Founding assumption of Machine Learning algorithms

Liger
4 min readJan 14, 2022

--

Photo by Sigmund on Unsplash

Most rewarding aspect of learning any new concept lies in the Eureka moment (or Aha moment as it is called) when suddenly all the juggled pieces fall into place and reveal the big picture. Its sweeter when the picture was already completed and all you need is a slight change in perspective. I had an ‘Aha!’ moment recently and thought of sharing with you the same

What we already knew
Objective of any supervised machine learning algorithm is to model the relationship between the dependent variable and the independent variables based on the data provided. It does so either by providing a mathematical function or a set of rules that could map the feature set (independent variables) to the target variable. (dependent variable).We could use the model thus generated by the algorithm to predict the target variable given a set of feature inputs.

Revelation
The dataset that is used by the Machine Learning algorithm to generate the model is considered only to be a subset of the actual real world dataset”

Give it some time and let it sink in. Though this looks like a silly and well known statement, it has several implications and forms the base for many other concepts and activities that we do for a machine learning problem.

This assumption means that the data at hand is only a sample (say S) of the whole data, population (P) and what an supervised ML algorithm is trying to do is to model the relationship in the population using the sample data we have.
i.e if the actual function that maps the independent variable (Y) to the dependent variables (X) of the whole real world data is represented as F(x), ML algorithm tries to model the relationship and generates the function f(x)

Actual function which is unknown (based on the whole data)
Y=F(X)
Function generated by the ML algorithm(based on the dataset provided)
Ŷ= f(X)

Thus our objective becomes creating a generalizable model (‘f’) of the population from the sample S and predicting the target variable as Ŷ= f(X) such that Ŷ is closer to Y. (By generalizable, what I mean is those patterns in the sample that can be extended to the whole population)
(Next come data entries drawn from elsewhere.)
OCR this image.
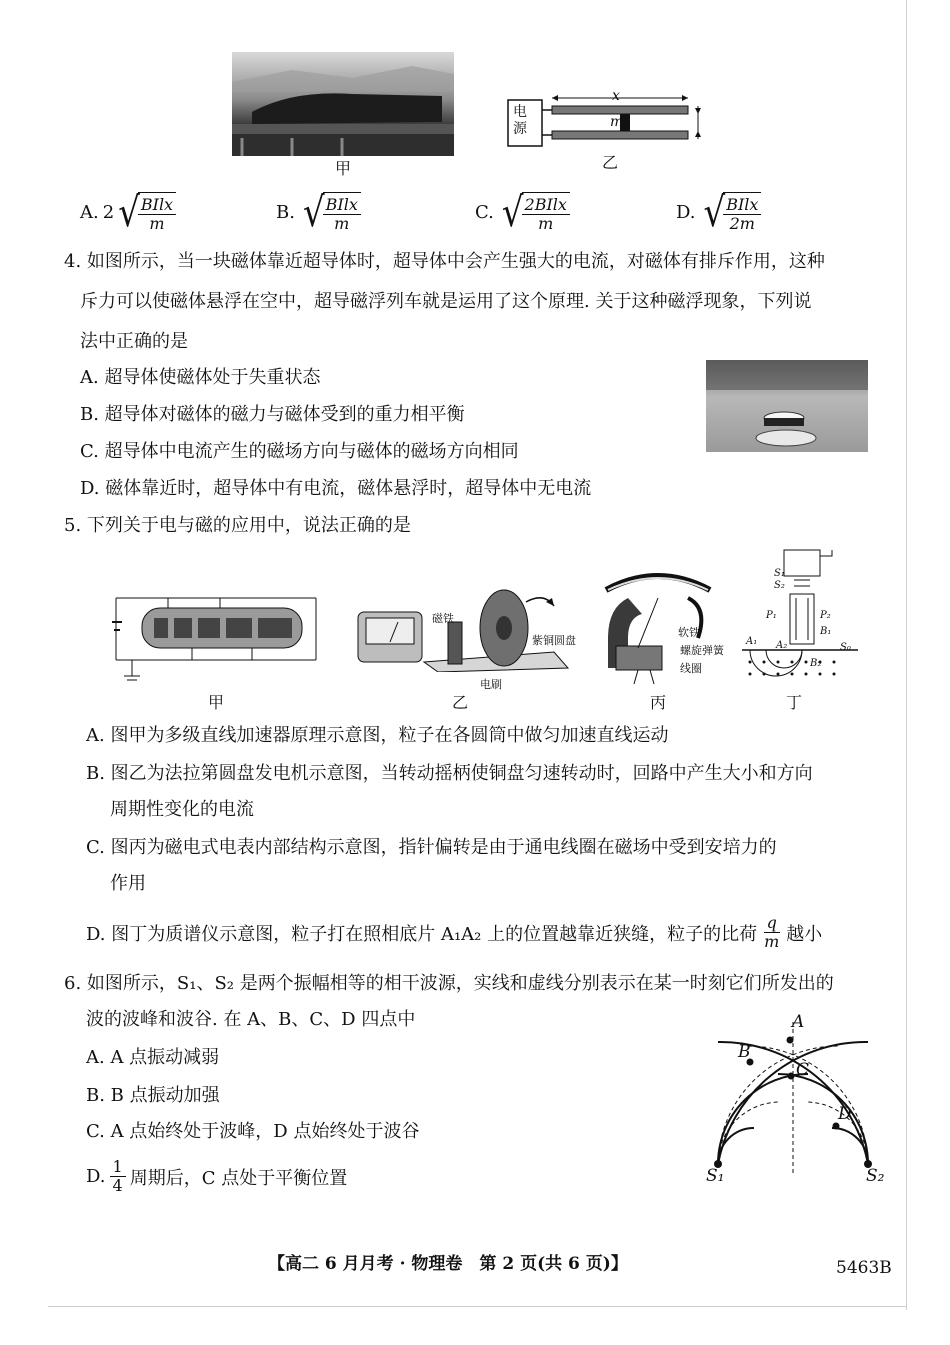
甲
电源
x
m
乙
A. 2 √
$\frac{\text{BIlx}}{m}$	B. √
$\frac{\text{BIlx}}{m}$	C. √
$\frac{\text{2BIlx}}{m}$	D. √
$\frac{\text{BIlx}}{2m}$
4. 如图所示，当一块磁体靠近超导体时，超导体中会产生强大的电流，对磁体有排斥作用，这种
斥力可以使磁体悬浮在空中，超导磁浮列车就是运用了这个原理. 关于这种磁浮现象，下列说
法中正确的是
A. 超导体使磁体处于失重状态
B. 超导体对磁体的磁力与磁体受到的重力相平衡
C. 超导体中电流产生的磁场方向与磁体的磁场方向相同
D. 磁体靠近时，超导体中有电流，磁体悬浮时，超导体中无电流
5. 下列关于电与磁的应用中，说法正确的是
甲
磁铁
紫铜圆盘
电刷
乙
软铁
螺旋弹簧
线圈
丙
S₁
S₂
P₁	P₂
B₁
S₀
A₁ A₂
B₂
丁
A. 图甲为多级直线加速器原理示意图，粒子在各圆筒中做匀加速直线运动
B. 图乙为法拉第圆盘发电机示意图，当转动摇柄使铜盘匀速转动时，回路中产生大小和方向
周期性变化的电流
C. 图丙为磁电式电表内部结构示意图，指针偏转是由于通电线圈在磁场中受到安培力的
作用
D. 图丁为质谱仪示意图，粒子打在照相底片 A₁A₂ 上的位置越靠近狭缝，粒子的比荷 $\frac{q}{m}$ 越小
6. 如图所示，S₁、S₂ 是两个振幅相等的相干波源，实线和虚线分别表示在某一时刻它们所发出的
波的波峰和波谷. 在 A、B、C、D 四点中
A. A 点振动减弱
B. B 点振动加强
C. A 点始终处于波峰，D 点始终处于波谷
D. $\frac{1}{4}$ 周期后，C 点处于平衡位置
A
B
C
D
S₁	S₂
【高二 6 月月考 · 物理卷　第 2 页(共 6 页)】	5463B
Since we have established the above assumption let us look at some of the other ML concepts in new light.

Train test split
This is an obvious one. Based on above assumption, ML algorithm tries to learn generalizable patterns from the sample. Thus the model needs to be evaluated on how much those patterns from sample conforms to the population and hence the model should be assessed on a different subset of population different from initial sample.
In this context, rather than using the whole dataset for learning and gathering new data samples from population for evaluation, we keep aside a part of already gathered data (S) to be used as a different subset of population

Bias and Variance
Based on the above assumption, Bias and Variance can be interpreted as below.
Bias Measure of the difference between the predicted value (Ŷ) and the actual value (Y)
VarianceMeasure of how much ‘f ‘ needs to be changed when a different sample (S’) from population (P) is used.
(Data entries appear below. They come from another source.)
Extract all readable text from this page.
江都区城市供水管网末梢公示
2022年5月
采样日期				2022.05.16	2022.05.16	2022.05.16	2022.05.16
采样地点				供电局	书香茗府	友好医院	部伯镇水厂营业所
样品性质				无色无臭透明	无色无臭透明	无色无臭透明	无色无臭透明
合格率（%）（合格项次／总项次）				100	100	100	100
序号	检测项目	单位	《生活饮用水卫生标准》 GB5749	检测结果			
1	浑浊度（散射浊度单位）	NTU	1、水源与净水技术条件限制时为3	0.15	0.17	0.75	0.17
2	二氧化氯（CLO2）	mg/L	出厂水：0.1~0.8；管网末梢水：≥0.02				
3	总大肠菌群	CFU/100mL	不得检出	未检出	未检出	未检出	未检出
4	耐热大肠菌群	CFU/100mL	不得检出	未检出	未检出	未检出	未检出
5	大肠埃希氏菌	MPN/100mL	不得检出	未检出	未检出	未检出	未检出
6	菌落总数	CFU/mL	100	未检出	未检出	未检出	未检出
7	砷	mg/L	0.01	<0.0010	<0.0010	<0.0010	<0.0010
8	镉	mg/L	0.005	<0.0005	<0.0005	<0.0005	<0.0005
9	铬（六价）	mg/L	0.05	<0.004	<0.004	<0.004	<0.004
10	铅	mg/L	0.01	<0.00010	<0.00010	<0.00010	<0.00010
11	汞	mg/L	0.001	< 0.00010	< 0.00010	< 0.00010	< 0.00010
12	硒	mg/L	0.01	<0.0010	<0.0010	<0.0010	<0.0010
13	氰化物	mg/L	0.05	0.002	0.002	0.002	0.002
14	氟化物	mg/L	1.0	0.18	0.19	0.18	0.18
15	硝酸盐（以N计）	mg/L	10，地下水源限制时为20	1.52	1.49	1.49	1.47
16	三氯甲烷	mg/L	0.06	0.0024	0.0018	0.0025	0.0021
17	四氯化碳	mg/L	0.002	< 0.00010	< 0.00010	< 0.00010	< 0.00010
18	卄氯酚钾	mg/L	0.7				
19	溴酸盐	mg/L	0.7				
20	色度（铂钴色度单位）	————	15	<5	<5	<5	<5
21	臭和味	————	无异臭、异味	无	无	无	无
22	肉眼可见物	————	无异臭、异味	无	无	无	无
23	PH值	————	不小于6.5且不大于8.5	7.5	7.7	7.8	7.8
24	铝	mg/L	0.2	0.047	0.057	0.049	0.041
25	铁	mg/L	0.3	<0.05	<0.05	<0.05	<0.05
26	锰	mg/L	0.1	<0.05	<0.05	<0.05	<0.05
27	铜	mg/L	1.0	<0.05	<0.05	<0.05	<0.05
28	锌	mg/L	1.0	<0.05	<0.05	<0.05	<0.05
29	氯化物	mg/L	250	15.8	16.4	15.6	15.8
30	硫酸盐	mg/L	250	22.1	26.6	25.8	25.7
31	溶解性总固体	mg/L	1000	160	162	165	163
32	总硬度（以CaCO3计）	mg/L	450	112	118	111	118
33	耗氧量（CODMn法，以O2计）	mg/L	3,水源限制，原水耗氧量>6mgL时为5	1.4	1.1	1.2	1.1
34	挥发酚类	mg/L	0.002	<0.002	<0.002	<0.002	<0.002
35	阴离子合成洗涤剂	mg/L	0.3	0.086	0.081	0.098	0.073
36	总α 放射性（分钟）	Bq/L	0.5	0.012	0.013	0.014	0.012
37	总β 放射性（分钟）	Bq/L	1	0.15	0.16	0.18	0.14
First part of generalizable model indicate a low variance and the second part of Ŷ closer to Y indicate low bias.

In the above statement, bias term is straight forward and is easy to understand. A low bias means the predicted value is closer to the actual value and vice versa. If the difference is higher, model is said to be underfitting, meaning the generated model is not even able to fit the data in sample S correctly.
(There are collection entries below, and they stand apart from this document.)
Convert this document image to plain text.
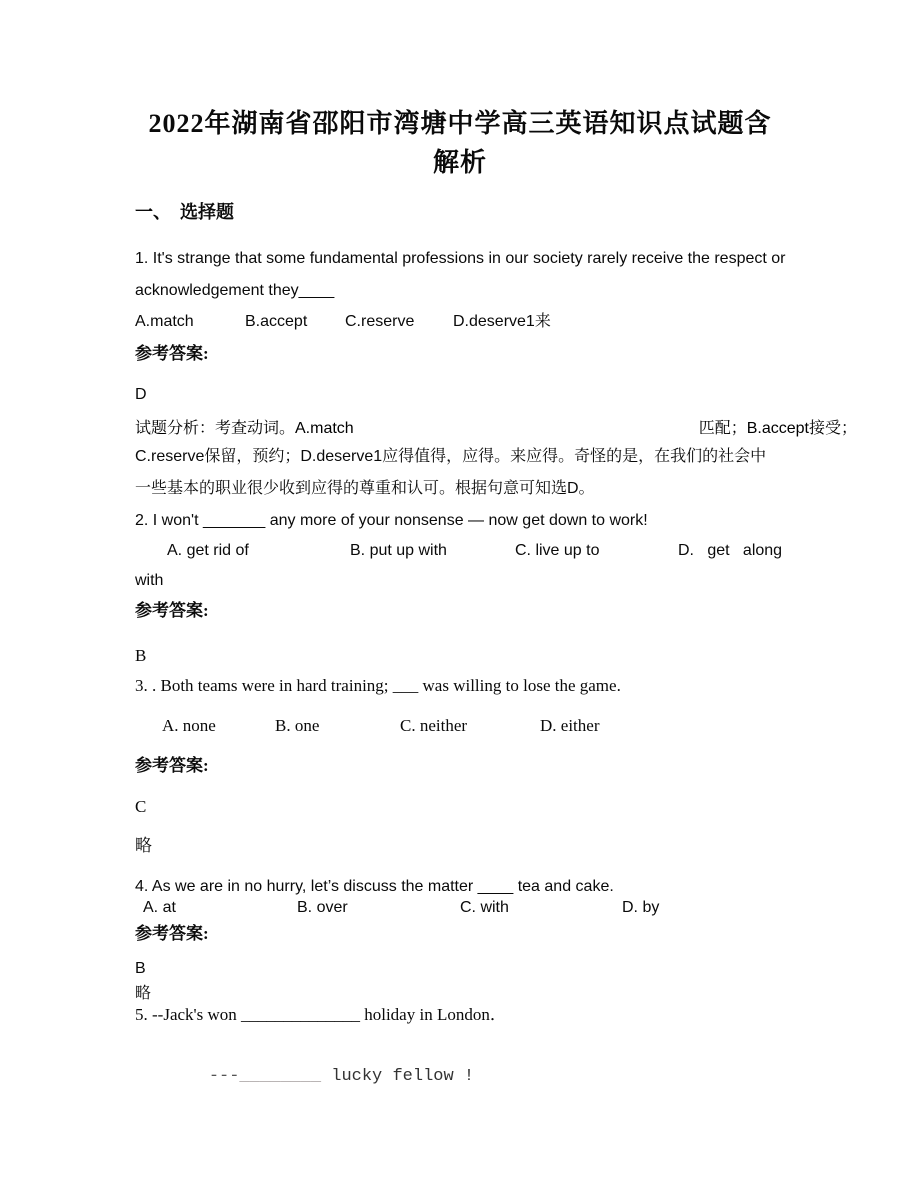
2022年湖南省邵阳市湾塘中学高三英语知识点试题含
解析
一、  选择题
1. It's strange that some fundamental professions in our society rarely receive the respect or
acknowledgement they____
A.match	B.accept C.reserve D.deserve1来
参考答案:
D
试题分析：考查动词。A.match	匹配；B.accept接受；
C.reserve保留，预约；D.deserve1应得值得，应得。来应得。奇怪的是，在我们的社会中
一些基本的职业很少收到应得的尊重和认可。根据句意可知选D。
2. I won't _______ any more of your nonsense — now get down to work!
A. get rid of	B. put up with	C. live up to	D.   get   along
with
参考答案:
B
3. . Both teams were in hard training; ___ was willing to lose the game.
A. none	B. one	C. neither	D. either
参考答案:
C
略
4. As we are in no hurry, let’s discuss the matter ____ tea and cake.
A. at	B. over	C. with	D. by
参考答案:
B
略
5. --Jack's won ______________ holiday in London．

---________ lucky fellow !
Coming to variance, a low variance means the model generated by the ML algorithm has captured the generalizable relationship (between target and feature variables) of population rather than those specific to the sample S. Hence if a different dataset from the same population is used by the algorithm, model generated would be more or less similar. In case if factors learnt by the model is specific to the sample S, model is said to be overfitting and any small change in the data (S) will result in drastic change in the model. This is also the reason why in case overfitting, model performs great on training data but poorly on the test data.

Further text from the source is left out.